Departemen “menjalankan kewenangan tersebut ketika informasi terungkap kapan saja yang menunjukkan bahwa pemegang visa mungkin tidak dapat diterima di Amerika Serikat atau tidak memenuhi syarat untuk mendapatkan visa,” tambah juru bicara tersebut.
Khalil, yang merupakan warga Palestina, awalnya ditahan di kantor Imigrasi dan Bea Cukai (ICE) di pusat kota New York. Namun, pengacaranya mengatakan bahwa ia dipindahkan ke Fasilitas Penahanan Kontrak Elizabeth di New Jersey. Greer mengatakan kepada media, “Kami belum bisa mendapatkan rincian lebih lanjut tentang mengapa ia ditahan.” “Ini adalah eskalasi yang jelas,” tegasnya.

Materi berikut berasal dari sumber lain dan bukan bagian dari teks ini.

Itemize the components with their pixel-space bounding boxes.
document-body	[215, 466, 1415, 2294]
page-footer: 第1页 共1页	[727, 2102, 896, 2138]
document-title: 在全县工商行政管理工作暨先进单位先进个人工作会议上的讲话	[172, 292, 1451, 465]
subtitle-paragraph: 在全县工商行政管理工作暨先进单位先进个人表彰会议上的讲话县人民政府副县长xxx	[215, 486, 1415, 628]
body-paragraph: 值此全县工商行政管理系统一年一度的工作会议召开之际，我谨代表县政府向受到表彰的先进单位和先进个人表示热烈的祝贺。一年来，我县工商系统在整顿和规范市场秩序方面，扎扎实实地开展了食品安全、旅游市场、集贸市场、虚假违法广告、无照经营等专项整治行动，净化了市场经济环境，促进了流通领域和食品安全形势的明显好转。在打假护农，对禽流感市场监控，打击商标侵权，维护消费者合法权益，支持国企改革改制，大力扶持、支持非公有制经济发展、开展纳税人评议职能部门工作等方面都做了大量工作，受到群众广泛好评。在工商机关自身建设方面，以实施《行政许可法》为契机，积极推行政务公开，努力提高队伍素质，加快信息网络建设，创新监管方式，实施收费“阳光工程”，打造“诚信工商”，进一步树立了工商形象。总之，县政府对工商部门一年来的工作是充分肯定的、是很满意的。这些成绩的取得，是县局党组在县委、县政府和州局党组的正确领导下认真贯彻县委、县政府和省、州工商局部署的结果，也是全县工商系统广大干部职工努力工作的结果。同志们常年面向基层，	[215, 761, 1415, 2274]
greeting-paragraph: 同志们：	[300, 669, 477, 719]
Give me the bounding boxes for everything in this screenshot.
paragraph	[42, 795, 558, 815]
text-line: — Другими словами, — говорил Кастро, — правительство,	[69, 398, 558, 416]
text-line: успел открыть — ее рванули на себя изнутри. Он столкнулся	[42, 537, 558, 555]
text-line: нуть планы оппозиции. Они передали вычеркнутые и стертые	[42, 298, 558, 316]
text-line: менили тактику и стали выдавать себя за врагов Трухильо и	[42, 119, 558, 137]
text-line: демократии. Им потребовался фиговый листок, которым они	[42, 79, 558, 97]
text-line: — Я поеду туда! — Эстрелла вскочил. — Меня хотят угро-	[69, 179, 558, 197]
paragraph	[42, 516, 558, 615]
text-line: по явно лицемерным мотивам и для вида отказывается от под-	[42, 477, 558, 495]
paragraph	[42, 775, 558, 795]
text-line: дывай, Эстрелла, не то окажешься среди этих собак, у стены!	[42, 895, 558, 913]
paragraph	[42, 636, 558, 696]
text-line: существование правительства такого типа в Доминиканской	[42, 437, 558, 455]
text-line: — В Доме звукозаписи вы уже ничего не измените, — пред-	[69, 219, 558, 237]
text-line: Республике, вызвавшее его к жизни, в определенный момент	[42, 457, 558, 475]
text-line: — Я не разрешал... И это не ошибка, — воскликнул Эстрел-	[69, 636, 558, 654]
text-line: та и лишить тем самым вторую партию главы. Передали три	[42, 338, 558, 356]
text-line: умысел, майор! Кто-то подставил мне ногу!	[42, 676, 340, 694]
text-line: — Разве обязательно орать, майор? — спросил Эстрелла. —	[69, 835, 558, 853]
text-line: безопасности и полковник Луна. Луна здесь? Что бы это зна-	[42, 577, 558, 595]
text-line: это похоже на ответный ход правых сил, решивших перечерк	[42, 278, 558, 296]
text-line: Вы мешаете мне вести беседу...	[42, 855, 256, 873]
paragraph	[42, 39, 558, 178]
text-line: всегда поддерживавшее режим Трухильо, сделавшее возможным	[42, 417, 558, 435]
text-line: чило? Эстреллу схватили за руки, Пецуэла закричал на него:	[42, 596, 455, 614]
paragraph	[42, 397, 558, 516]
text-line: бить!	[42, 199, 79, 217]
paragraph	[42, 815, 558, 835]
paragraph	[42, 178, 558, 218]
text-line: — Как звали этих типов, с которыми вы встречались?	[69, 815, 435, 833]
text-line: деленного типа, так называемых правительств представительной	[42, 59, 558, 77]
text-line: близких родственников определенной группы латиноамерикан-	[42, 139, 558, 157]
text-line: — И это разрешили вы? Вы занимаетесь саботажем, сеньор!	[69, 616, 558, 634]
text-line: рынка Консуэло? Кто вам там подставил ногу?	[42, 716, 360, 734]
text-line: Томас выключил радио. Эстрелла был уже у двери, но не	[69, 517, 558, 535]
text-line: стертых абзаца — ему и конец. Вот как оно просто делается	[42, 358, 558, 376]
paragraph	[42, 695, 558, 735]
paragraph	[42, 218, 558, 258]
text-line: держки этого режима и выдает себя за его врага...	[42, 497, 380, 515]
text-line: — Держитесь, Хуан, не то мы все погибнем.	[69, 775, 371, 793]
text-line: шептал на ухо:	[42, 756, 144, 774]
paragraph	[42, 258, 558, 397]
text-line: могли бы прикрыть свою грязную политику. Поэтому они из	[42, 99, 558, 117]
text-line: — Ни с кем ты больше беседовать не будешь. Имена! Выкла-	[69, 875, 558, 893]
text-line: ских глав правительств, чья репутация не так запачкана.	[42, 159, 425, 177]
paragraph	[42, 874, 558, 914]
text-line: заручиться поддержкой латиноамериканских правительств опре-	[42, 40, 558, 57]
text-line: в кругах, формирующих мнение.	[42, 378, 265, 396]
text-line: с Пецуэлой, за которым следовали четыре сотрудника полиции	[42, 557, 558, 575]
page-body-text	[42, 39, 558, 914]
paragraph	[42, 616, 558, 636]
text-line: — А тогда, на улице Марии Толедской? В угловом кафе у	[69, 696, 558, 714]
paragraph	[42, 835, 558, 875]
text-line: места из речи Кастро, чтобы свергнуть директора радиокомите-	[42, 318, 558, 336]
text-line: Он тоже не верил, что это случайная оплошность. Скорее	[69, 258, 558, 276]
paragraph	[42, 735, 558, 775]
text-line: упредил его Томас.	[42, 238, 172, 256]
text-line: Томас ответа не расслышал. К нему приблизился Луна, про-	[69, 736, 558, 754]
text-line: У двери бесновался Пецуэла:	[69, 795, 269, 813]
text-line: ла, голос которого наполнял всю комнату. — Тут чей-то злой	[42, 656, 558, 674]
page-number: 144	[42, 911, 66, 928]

Penahanan Khalil terjadi saat Presiden AS Donald Trump berjanji untuk mendeportasi mahasiswa asing dan memenjarakan “agitator” yang terlibat dalam protes terhadap perang genosida Israel terhadap warga Palestina di Gaza. Selama protes tahun lalu, Khalil merupakan salah satu wajah paling menonjol dari gerakan pro-Palestina di Columbia. Saat mahasiswa mendirikan tenda di kampus musim semi lalu, Khalil dipilih untuk bertindak sebagai negosiator atas nama mahasiswa dan sering bertemu dengan administrator universitas. “Pemerintah menindaklanjuti ancamannya,” kata pengacara Khalil, Greer, kepada media.
Dalam berita terkait, pemerintahan Trump meningkatkan tekanan pada Universitas Columbia dengan membatalkan hibah senilai $400 juta untuk universitas tersebut dengan dalih memerangi pelecehan “Anti-Semitisme” di sekolah dan di kampus-kampus.
Leo Terrell, kepala gugus tugas dan Penasihat Senior Asisten Jaksa Agung untuk Hak Sipil, mengatakan pemotongan dana yang ditujukan untuk Universitas Columbia “hanya permulaan” dan tindakan lebih lanjut akan diambil setelah penyelidikan selesai. “Membekukan dana adalah salah satu alat yang kami gunakan untuk menanggapi lonjakan anti-Semitisme ini. Ini baru permulaan,” kata Terrell.
Columbia adalah satu dari lima perguruan tinggi yang saat ini sedang dalam penyelidikan federal baru, dan merupakan satu dari 10 perguruan tinggi yang dikunjungi oleh gugus tugas tersebut sebagai tanggapan atas tuduhan anti-Semitisme.
Sementara itu, Universitas Columbia telah membentuk komite disiplin baru dan memulai penyelidikannya terhadap mahasiswa pro-Palestina yang mengkritik rezim Israel dan perang genosidanya terhadap Gaza.
Institusi pendidikan yang berbasis di New York tersebut menjadi pusat protes kampus yang meletus di seluruh Amerika Serikat dan sekitarnya untuk menunjukkan solidaritas dengan orang-orang tak berdosa yang menjadi sasaran pasukan rezim Israel dalam kampanye genosida terhadap warga Palestina di Gaza.
Menyusul serangan Israel, yang dimulai pada Oktober 2023, mahasiswa pro-Palestina pada April 2024 mendirikan perkemahan di kampus universitas yang memicu gelombang protes serupa di banyak institusi pendidikan lain di AS dan di seluruh dunia.